By Peg Cushman
It’s official: I have now entered “The Twilight Zone.” Scratch that, I mean my twilight years, the beginning of my seventh decade. After several tries, I am now able to admit I’m 60, and feel extremely privileged because many people don’t reach this age.
I have experienced many changes over the last 10 years and I have some questions. I don’t mean to upset anyone, especially people in the South, but I really feel ancient when someone calls me ma’am. I know it’s a sign of respect, but it hurts my feelings.
My new hairdos have quickly become “hair don’ts.” I can never re-create what my hair dresser does. She has tried to teach me the proper way to blow dry my hair, but until I become an octopus with eight arms, I probably will never be able to accomplish the desired look. I feel great when I leave the salon, but I won’t feel that high until the next time.
Since we are on the subject of feeling high, I remember back in the day, the sweet, pungent smell of marijuana. Now, when I get a sniff of it at concerts, it smells like a skunk. What happened?
My husband, Mike, and I still attend concerts, but instead of standing the entire time, we now sit. There was one exception. In July at Canalside, we stood up front for the Tea Party concert in Buffalo. Talk about feeling like a teenager. This rock group from Toronto not only wished me a happy birthday, but also sent a picture of Jeff Martin, the lead singer, that morning.
We lost our hearing for five days. What’s that you ask? Hearing has become an obstacle, although I’m sure some of mine may be a bit selective.
My forgetfulness continues, but I’m not alarmed yet. Someone will eventually remind me and all will be well.
On a good day, when I begin the day by either walking or riding my bike, I feel like I’m still 20. A few years back, while on my morning walk, I was given a nasty look and yelled at by a school bus driver who was waiting at the corner, because I was poking along. I said, “Sorry, I’ve been out of school for 30-plus years and don’t need a ride!”
This summer, my youngest son invited me to go kayaking. I was wobbly at first, but with Will’s patience, he taught me in a matter of minutes and off we went to explore. What a peaceful, wonderful way to spend an afternoon.
It is said that makeup is the great concealer, but I feel more like a clown after I apply it. It seems as though it accentuates my flaws; or is it just the lighting? One thing I really like is fake eye lashes, even though they feel like caterpillars dancing on my eyelids. I wore them at my oldest son’s wedding a year ago and felt fabulous. No one recognized me because I was so glamorous.
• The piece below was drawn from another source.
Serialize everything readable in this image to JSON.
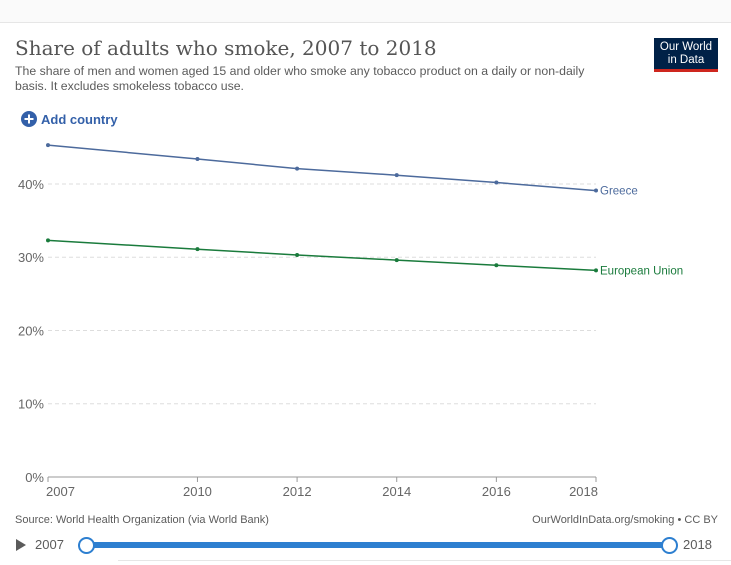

I once read that when women reach a certain age, they become invisible. Well, that’s not going to happen with my bad hair days and ridiculous makeup.
At this point in life, I prefer the presence of my family and friends rather than presents – except for maybe chocolate. Besides, it’s much more fun to give.
I have really toughened up over the years, but find that I am now much more sensitive to animal abuse. I cry when I see pictures or hear of mistreatment of innocent animals.
My goal is to continue to learn new things, stay positive and make the most of the time I have left. I’m now beyond middle age and my days are limited. As the old adage states, “And in the end, it’s not the years in your life that count. It’s the life in your years.”